I nordici Dimmu Borgir sono uno di quei pochi gruppi rientranti in ambito Black metal che hanno raggiunto livelli di notorietà davvero molto alti (basti pensare che sono stati invitati a suonare perfino all’Ozzfest per averne un’idea) e questa notorietà non sempre giova alle bands: spesso capita che le persone si infarciscano la testa con l’idea di quanti soldi potrebbero fare continuando verso una determinata direzione e/o prendendo altre vie, abbandonando la strada maestra percorsa fino ad ora.

Purtroppo per la stramaggioranza degli artisti è proprio così: coloro in grado di ricevere delle critiche eccellenti o di inventare addirittura degli interi generi musicali si riducono (per fortuna, ripeto, non tutti) prima o poi a dedicarsi al proprio conto in banca o al numero di autografi da firmare quotidianamente, lasciando l’amaro in bocca a chi fino a qualche anno prima li vedeva come delle icone intoccabili.

I Dimmu Borgir, colonne portanti di un filone musicale estremo quale il Black metal sinfonico, non fanno eccezione a quanto appena detto; già con l’uscita di Puritanical Euphoric Misantropia si sentiva nell’aria che qualcosa stava cambiando e con Death Cult Armageddon (e quindi con un notevole introito di liquidi) la causa dell’allerta si materializzò e lo spettro della commercializzazione si concretizzò prepotentemente; tutto ciò spinse la band pochissimi anni dopo (per volontà propria o di qualcuno dei piani alti) a registrare, o meglio, a ri-registrare questo alquanto futile Stormblåst.

Per chi non lo sapesse (metalkids in primis) Stormblåst (originariamente datato 1996) fu ed è tutt’oggi un caposaldo di un genere che deve davvero molto ai Dimmu Borgir stessi: Shagrath e compagni furono (assieme ad altri pochi) i primi ad inglobare nel proprio sound aspro e violento la dolce presenza di un delicato strumento quale la tastiera; l’album è una delle migliori prove musicali in grado di testimoniare quanto questo connubio (un tempo quasi impensabile) sia perfettamente riuscito sotto ogni punto di vista (produzione esclusa magari).

Mossa falsa quindi quella di ri-registrare un album di questa portata, mossa che dimostra a pieno quanto i soldi o i golosi contratti con grosse case discografiche, diano alla testa a quegli artisti che proprio non si sarebbero mai immaginati di potersi pagare il pranzo con il denaro degli incassi del proprio cd…

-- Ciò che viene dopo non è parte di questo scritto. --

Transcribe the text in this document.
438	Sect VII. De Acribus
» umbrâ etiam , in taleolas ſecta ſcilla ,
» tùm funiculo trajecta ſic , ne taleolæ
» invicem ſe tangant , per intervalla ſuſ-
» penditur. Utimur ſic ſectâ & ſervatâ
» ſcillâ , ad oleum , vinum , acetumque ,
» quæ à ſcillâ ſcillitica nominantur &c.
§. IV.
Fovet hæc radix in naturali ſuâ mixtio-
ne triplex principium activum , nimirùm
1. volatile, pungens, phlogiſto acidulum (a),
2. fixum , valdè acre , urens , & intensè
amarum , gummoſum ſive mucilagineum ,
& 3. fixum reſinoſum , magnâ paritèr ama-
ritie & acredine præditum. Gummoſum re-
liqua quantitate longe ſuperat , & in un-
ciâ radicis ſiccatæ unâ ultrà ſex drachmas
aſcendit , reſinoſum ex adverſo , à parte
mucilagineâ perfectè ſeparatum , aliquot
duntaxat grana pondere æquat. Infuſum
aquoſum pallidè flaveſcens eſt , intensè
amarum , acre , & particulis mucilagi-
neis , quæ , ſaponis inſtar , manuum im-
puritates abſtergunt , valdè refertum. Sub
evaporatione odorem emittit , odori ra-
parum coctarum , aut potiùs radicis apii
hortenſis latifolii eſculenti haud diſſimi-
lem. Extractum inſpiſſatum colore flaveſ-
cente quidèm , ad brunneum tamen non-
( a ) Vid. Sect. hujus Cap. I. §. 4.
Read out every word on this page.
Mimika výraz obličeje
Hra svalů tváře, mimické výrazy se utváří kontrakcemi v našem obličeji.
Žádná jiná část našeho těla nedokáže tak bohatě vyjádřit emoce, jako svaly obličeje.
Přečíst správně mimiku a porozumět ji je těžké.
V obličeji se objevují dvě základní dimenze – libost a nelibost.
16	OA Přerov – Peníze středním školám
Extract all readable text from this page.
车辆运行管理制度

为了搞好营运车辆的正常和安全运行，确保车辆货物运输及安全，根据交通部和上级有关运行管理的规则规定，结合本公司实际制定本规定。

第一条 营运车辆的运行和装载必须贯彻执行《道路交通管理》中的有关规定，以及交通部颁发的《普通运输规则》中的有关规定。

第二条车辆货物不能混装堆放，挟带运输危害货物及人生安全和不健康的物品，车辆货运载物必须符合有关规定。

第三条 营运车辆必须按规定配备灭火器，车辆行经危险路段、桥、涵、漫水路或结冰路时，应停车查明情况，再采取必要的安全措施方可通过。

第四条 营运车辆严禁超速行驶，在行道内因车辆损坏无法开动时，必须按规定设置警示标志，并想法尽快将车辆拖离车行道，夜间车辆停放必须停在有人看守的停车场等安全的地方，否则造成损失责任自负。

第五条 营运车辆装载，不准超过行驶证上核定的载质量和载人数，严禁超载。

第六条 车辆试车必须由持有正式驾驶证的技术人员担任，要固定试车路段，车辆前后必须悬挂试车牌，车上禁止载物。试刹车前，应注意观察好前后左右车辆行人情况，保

Parlando del disco di per sé c’è sicuramente da dire che il suono risulta molto più avvolgente ma troppo moderno; tecnicamente la band in dieci anni è migliorata tantissimo, ma ciò non ha certamente importanza visto che stiamo parlando di Stormblåst; la produzione ottimale ha fatto sì che si perdessero tre quarti delle atmosfere fredde e oscure immaginabili soltanto ascoltando la versione originale del disco; presenti in ogni brano sono le voci filtrate, come onnipresenti sono i passaggi di tastiera effettati praticamente irriproponibili neanche in sede live.

Di buono c’è da sottolineare la presenza del poliedrico fuoriclasse rispondente al nome di Jan Axel Von Blomberg (Hellhammer dei Mayhem tanto per essere chiari) alle pelli, capace di giocare a modo suo con tempi furiosi ed incessanti inserendo passaggi da capogiro qua e là con una naturalezza ed una rapidità disarmanti.

La nuova (e per nuova intendo nuova di zecca) prova in studio dei Dimmu Borgir è prevista per il 2006, ma se la strada ormai intrapresa è questa c’è ben poco da sperare…

Il mare è pieno di pesci…chi vuol capire capisca.